Herrod: Certamente você interpreta o papel muito bem.

Sócrates: Você também.

Herrod: O que? Eu não estou interpretando nenhum papel. Realmente sou o doutor Herrod.

Sócrates: Você realmente é Herrod, mas será que é um médico de verdade?

Herrod: Que quer dizer com isso?

Sócrates: Ser médico - acaso esta não é sua função, sua profissão?

Herrod: Sim.

Sócrates: E não concordamos que havia uma diferença entre ser algo e funcionar como algo?

Herrod: Sim.

Sócrates: Você seguiria sendo Erro mesmo se fosse advogado, não é assim? De fato, você ainda é Erro ainda que esteja dormindo e não funciona de nenhuma maneira específica, quase como o feto, não poderíamos dizer isso?

Herrod: Oh, isso.

Sócrates: Sim, isso. Não estamos aqui para nos regalar em palavras amáveis nem sobre nós mesmos nem sobre o outro, mas para examinar essas palavras para tentar encontrar a verdade sobre o que você faz.

Herrod: Já tentamos por uma hora e falhamos. Quero ir pra casa.

Sócrates: Por que diz que falhamos?

Herrod: Estivemos pescando no oceano das palavras com a vara da lógica, e não pescamos nada.

Sócrates: Tenho impressão que nossa expedição de pesca teve um resultado bastante diferente: fisgamos um peixe com nossa vara, mas não foi o peixe que queríamos, então tentamos devolvê-lo ao mar. Mas ainda está conosco. Parece ser um tubarão, tentando nos devorar.

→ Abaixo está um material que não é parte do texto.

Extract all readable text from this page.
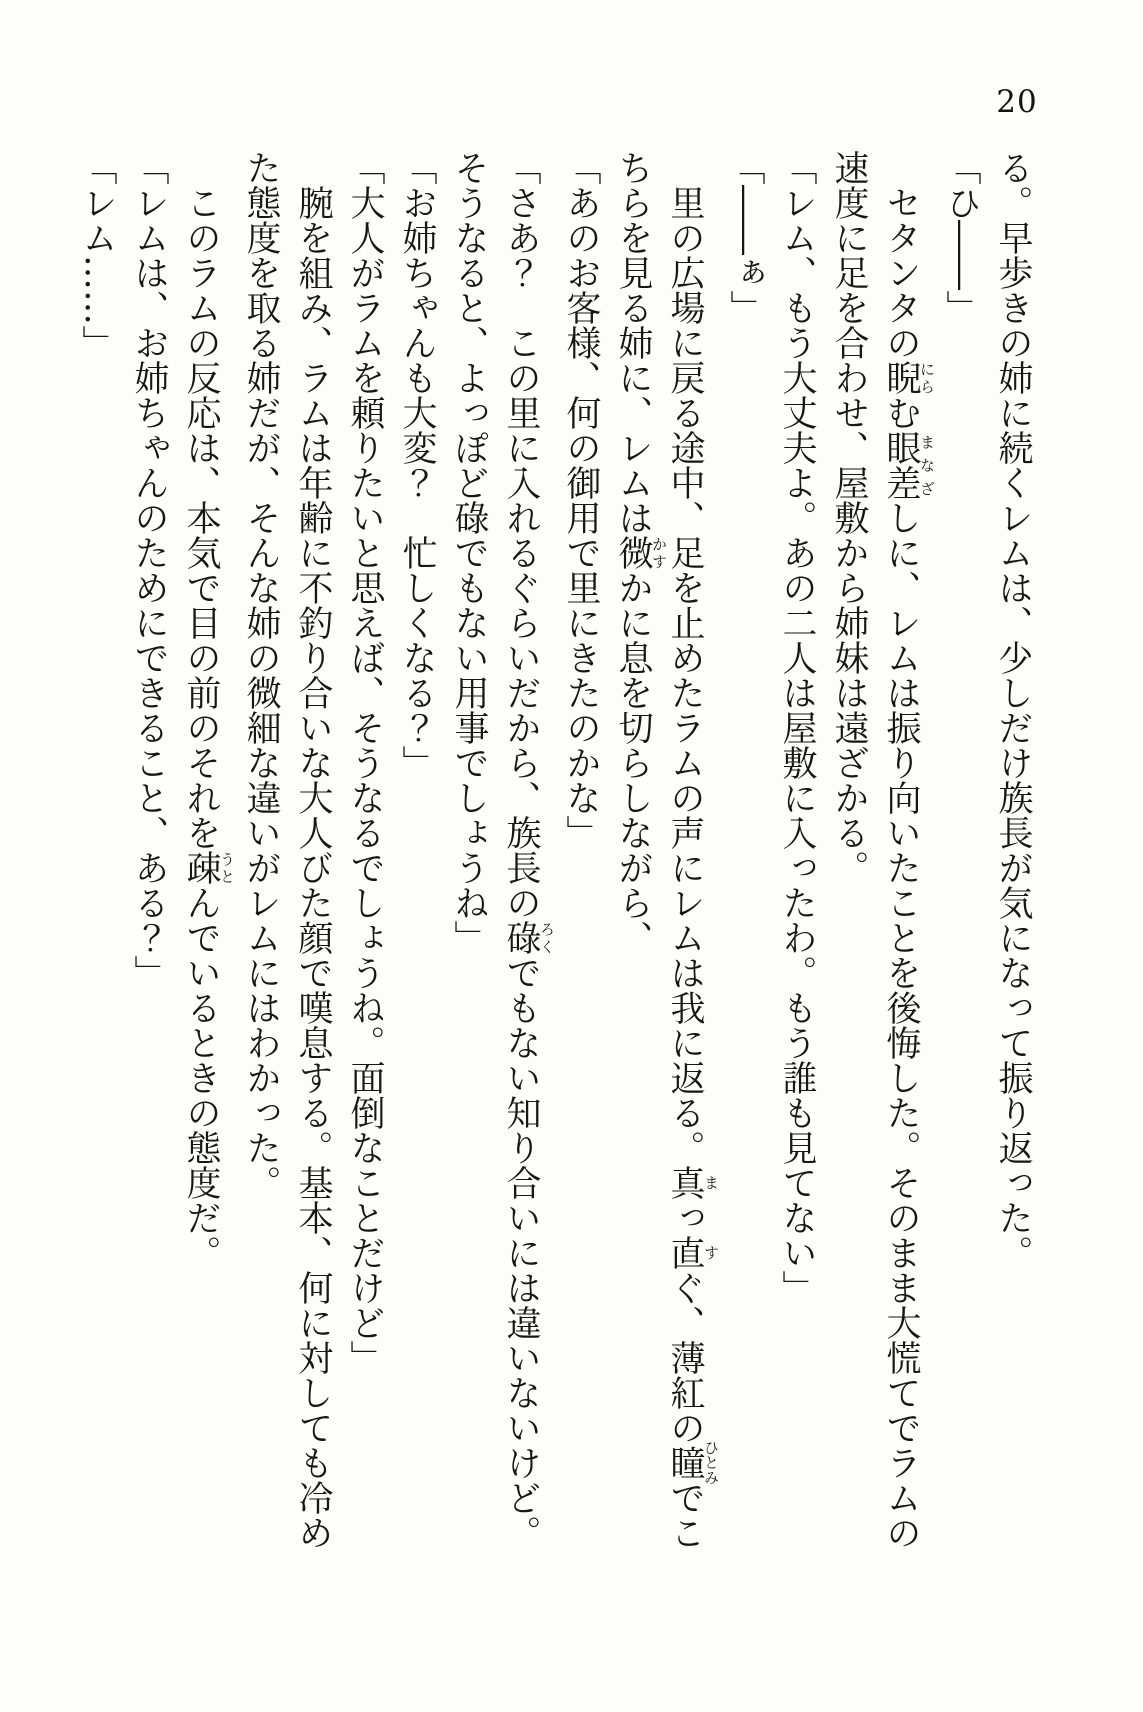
20

る。早歩きの姉に続くレムは、少しだけ族長が気になって振り返った。

「ひ――」

セタンタの睨にらむ眼差まなざしに、レムは振り向いたことを後悔した。そのまま大慌てでラムの速度に足を合わせ、屋敷から姉妹は遠ざかる。

「レム、もう大丈夫よ。あの二人は屋敷に入ったわ。もう誰も見てない」

「――ぁ」

里の広場に戻る途中、足を止めたラムの声にレムは我に返る。真まっ直すぐ、薄紅の瞳ひとみでこちらを見る姉に、レムは微かすかに息を切らしながら、

「あのお客様、何の御用で里にきたのかな」

「さあ？　この里に入れるぐらいだから、族長の碌ろくでもない知り合いには違いないけど。そうなると、よっぽど碌でもない用事でしょうね」

「お姉ちゃんも大変？　忙しくなる？」

「大人がラムを頼りたいと思えば、そうなるでしょうね。面倒なことだけど」

腕を組み、ラムは年齢に不釣り合いな大人びた顔で嘆息する。基本、何に対しても冷めた態度を取る姉だが、そんな姉の微細な違いがレムにはわかった。

このラムの反応は、本気で目の前のそれを疎うとんでいるときの態度だ。

「レムは、お姉ちゃんのためにできること、ある？」

「レム……」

Herrod: E o que podemos fazer?

Sócrates: Se servimos ao mestre comum, devemos fazer algo com este tubarão. Não podemos simplesmente fingir que não está aqui. Temos que atira-lo de volta ao oceano ou ser comidos vivos.

Herrod: São essas as únicas possibilidades?

Sócrates: Se somos racionais, sim. Ou respondemos a objeção ou entregamos os pontos.

Herrod: Você serve a um amo muito severo.

Sócrates: E você?

Herrod: (suspiro)

Sócrates: Por que duvida?

Herrod: Parece que devo escolher, não só com respeito a esta discussão, e não só referente ao aborto, mas primeiramente referente ao mestre comum.

Sócrates: Sim, você é sábio ao perceber essa ordem de prioridades e também o fato de que o mestre comum deve ser livremente escolhido. Ele não vai entrar pela força nas nossas vidas. É como a luz, amável. Se escolhemos fechar nossas pálpebras, ele não brilhará através delas contra nossa vontade.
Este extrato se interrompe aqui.